Beato chi sa custodire un vuoto, per sé e per gli altri. Ho avuto una mamma che mi ha nutrito con la sua mancanza. Sapeva che il suo cibo non mi sarebbe bastato e ha permesso che la mia fame diventasse fame d’Altro. Forse qui si inserisce il mio sacerdozio come ricerca e possibilità di un cibo non fatto solo da mani d’uomo. E come passaggio dalla mensa di casa a quella di Dio. Le vocazioni, tutte, arrivano dall’educazione del desiderio, che comincia in cucina. Diversamente ci si ammala. L’anoressica sembra infatti affermare che non c’è cibo o oggetto «capace di riempire la mancanza a essere che il desiderio rivela alla sua radice».[4] Quel suo “mangiare niente” sembra il tentativo estremo di difendere la verità del proprio desiderio, irriducibile a quanto offerto dal mercato.

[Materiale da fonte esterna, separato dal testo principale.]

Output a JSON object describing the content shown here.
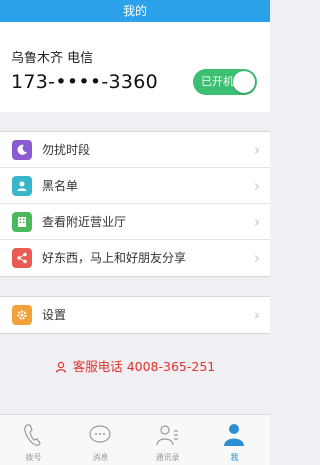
{
  "header": {
    "title": "我的"
  },
  "account": {
    "carrier": "乌鲁木齐 电信",
    "phone": "173-••••-3360",
    "toggle_label": "已开机",
    "toggle_on": true
  },
  "menu": {
    "items": [
      {
        "label": "勿扰时段",
        "icon": "moon-icon",
        "color": "#8a5bd3"
      },
      {
        "label": "黑名单",
        "icon": "blacklist-user-icon",
        "color": "#37b6c9"
      },
      {
        "label": "查看附近营业厅",
        "icon": "building-icon",
        "color": "#4cb85d"
      },
      {
        "label": "好东西，马上和好朋友分享",
        "icon": "share-icon",
        "color": "#ea5b54"
      }
    ],
    "settings": {
      "label": "设置",
      "icon": "gear-icon",
      "color": "#f2a23a"
    }
  },
  "hotline": {
    "text": "客服电话 4008-365-251",
    "color": "#e1322b"
  },
  "tabbar": {
    "tabs": [
      {
        "label": "拨号",
        "icon": "phone-icon"
      },
      {
        "label": "消息",
        "icon": "message-icon"
      },
      {
        "label": "通讯录",
        "icon": "contacts-icon"
      },
      {
        "label": "我",
        "icon": "profile-icon",
        "active": true
      }
    ]
  },
  "colors": {
    "accent": "#2aa1e8",
    "toggle": "#3cbf73",
    "active_tab": "#2a8fd6"
  }
}
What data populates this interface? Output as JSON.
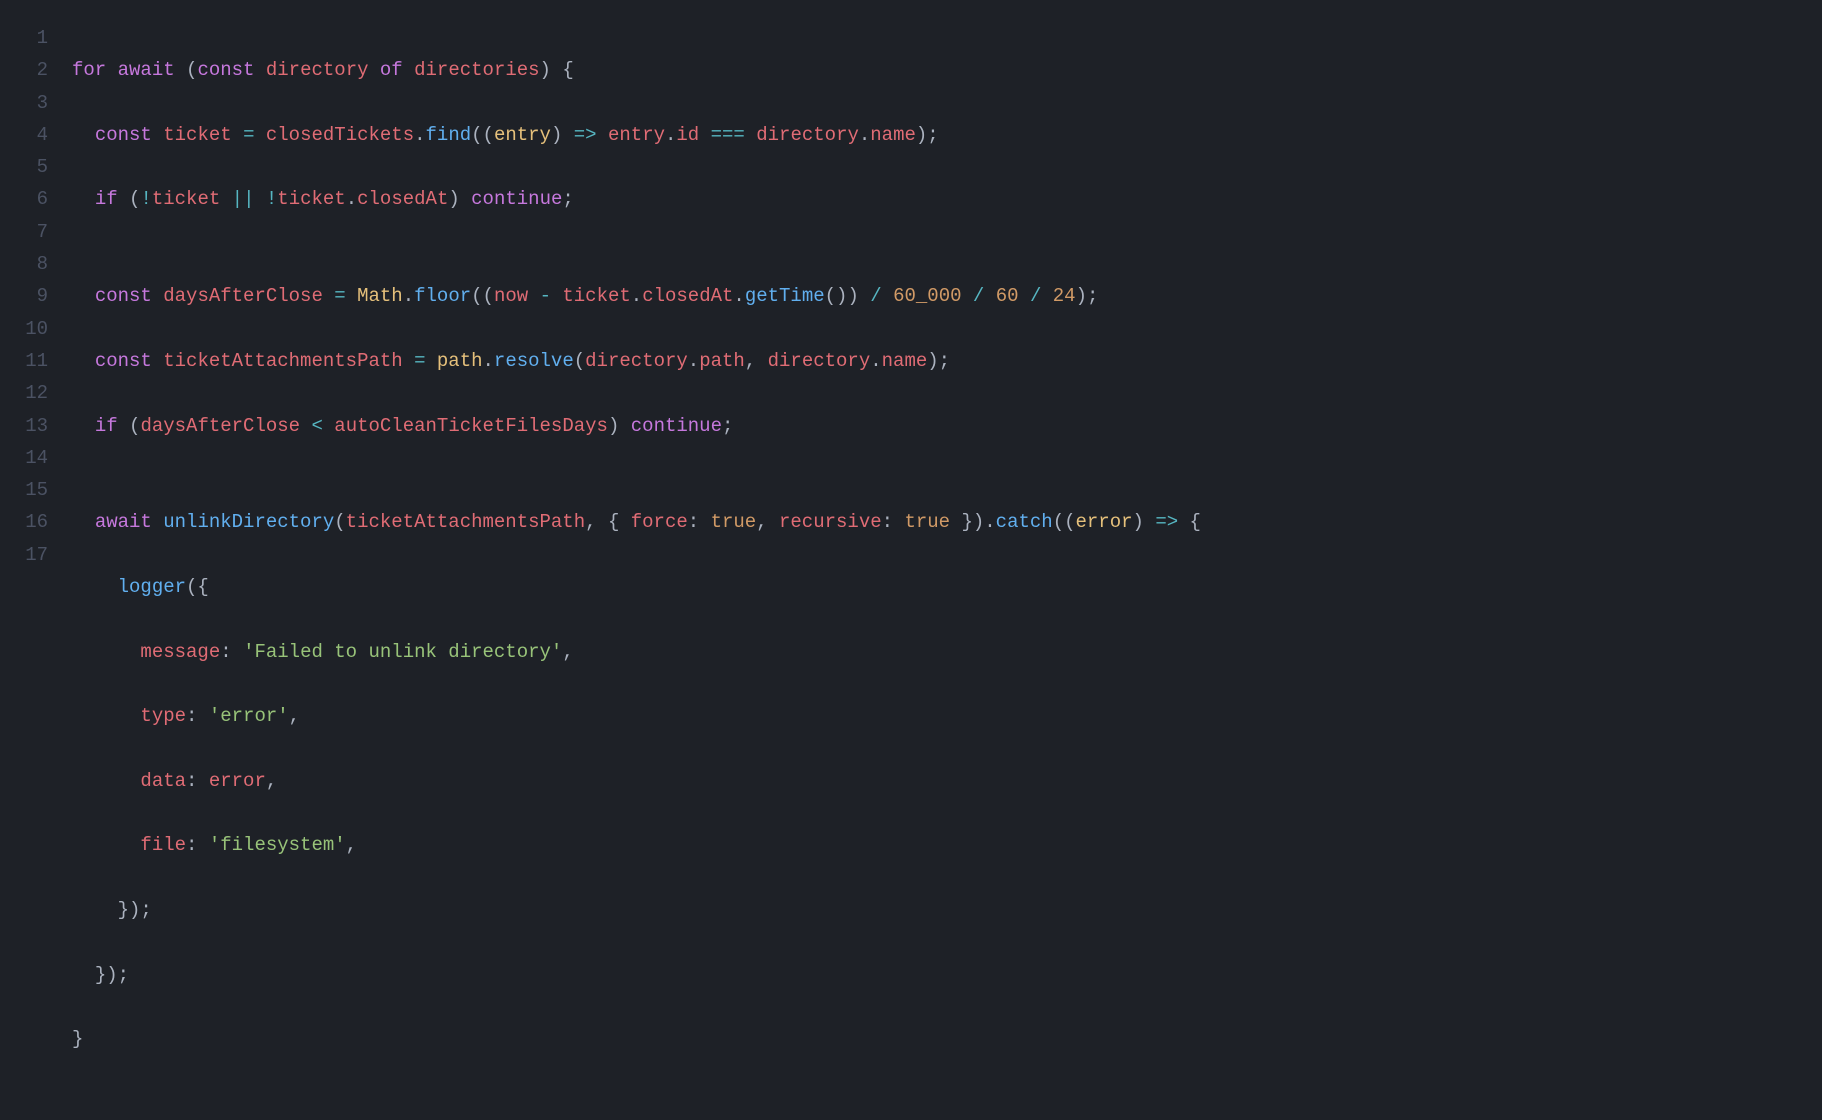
{
  "lineNumbers": [
    "1",
    "2",
    "3",
    "4",
    "5",
    "6",
    "7",
    "8",
    "9",
    "10",
    "11",
    "12",
    "13",
    "14",
    "15",
    "16",
    "17"
  ],
  "t": {
    "for": "for",
    "await": "await",
    "const": "const",
    "of": "of",
    "if": "if",
    "continue": "continue",
    "directory": "directory",
    "directories": "directories",
    "ticket": "ticket",
    "closedTickets": "closedTickets",
    "find": "find",
    "entry": "entry",
    "id": "id",
    "name": "name",
    "closedAt": "closedAt",
    "daysAfterClose": "daysAfterClose",
    "Math": "Math",
    "floor": "floor",
    "now": "now",
    "getTime": "getTime",
    "ticketAttachmentsPath": "ticketAttachmentsPath",
    "pathObj": "path",
    "resolve": "resolve",
    "pathProp": "path",
    "autoCleanTicketFilesDays": "autoCleanTicketFilesDays",
    "unlinkDirectory": "unlinkDirectory",
    "force": "force",
    "recursive": "recursive",
    "true": "true",
    "catch": "catch",
    "error": "error",
    "logger": "logger",
    "message": "message",
    "type": "type",
    "data": "data",
    "file": "file",
    "str_failed": "'Failed to unlink directory'",
    "str_error": "'error'",
    "str_filesystem": "'filesystem'",
    "n60000": "60_000",
    "n60": "60",
    "n24": "24",
    "arrow": "=>",
    "tripleeq": "===",
    "lt": "<",
    "bang": "!",
    "or": "||",
    "slash": "/",
    "minus": "-",
    "eq": "="
  }
}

Ho trovato in Dante Alighieri le parole più adeguate per rispondere a quell’antica fame. Nell’incontro tra Dante e lo spirito di Folchetto di Marsiglia, descritto nel IX Canto del Paradiso (IX, 79-81), il poeta vorrebbe un’intimità tale da auspicare di entrare nel “tu” di Folchetto, «s’io m’intuassi» e, allo stesso modo, vorrebbe che Folchetto entrasse nell’“io” di Dante, «come tu t’inmii». Solo questo consentirebbe una comunione all’altezza di quell’antica fame. Scrive Dante: «perché non satisface a’ miei disii? / Già non attender’io tua dimanda, / s’io m’intuassi, come tu t’inmii». Sono neologismi perfetti per descrivere la speranza di ogni relazione o la ragione di ogni Eucarestia.

«S’io m’intuassi», in Te o Cristo, «come tu t’inmii» … Così sia.

[1] C. GNOCCHI, Cristo con gli alpini, Milano 2003, 63.
[2] Cfr., M. RECALCATI, Il complesso di Telemaco, Milano 2013, 34 e ss.
[3] P. LEVI, La tregua, Torino 2014, 20.
[4] M. RECALCATI, L’ultima cena: anoressia e bulimia, Milano 2010, 51.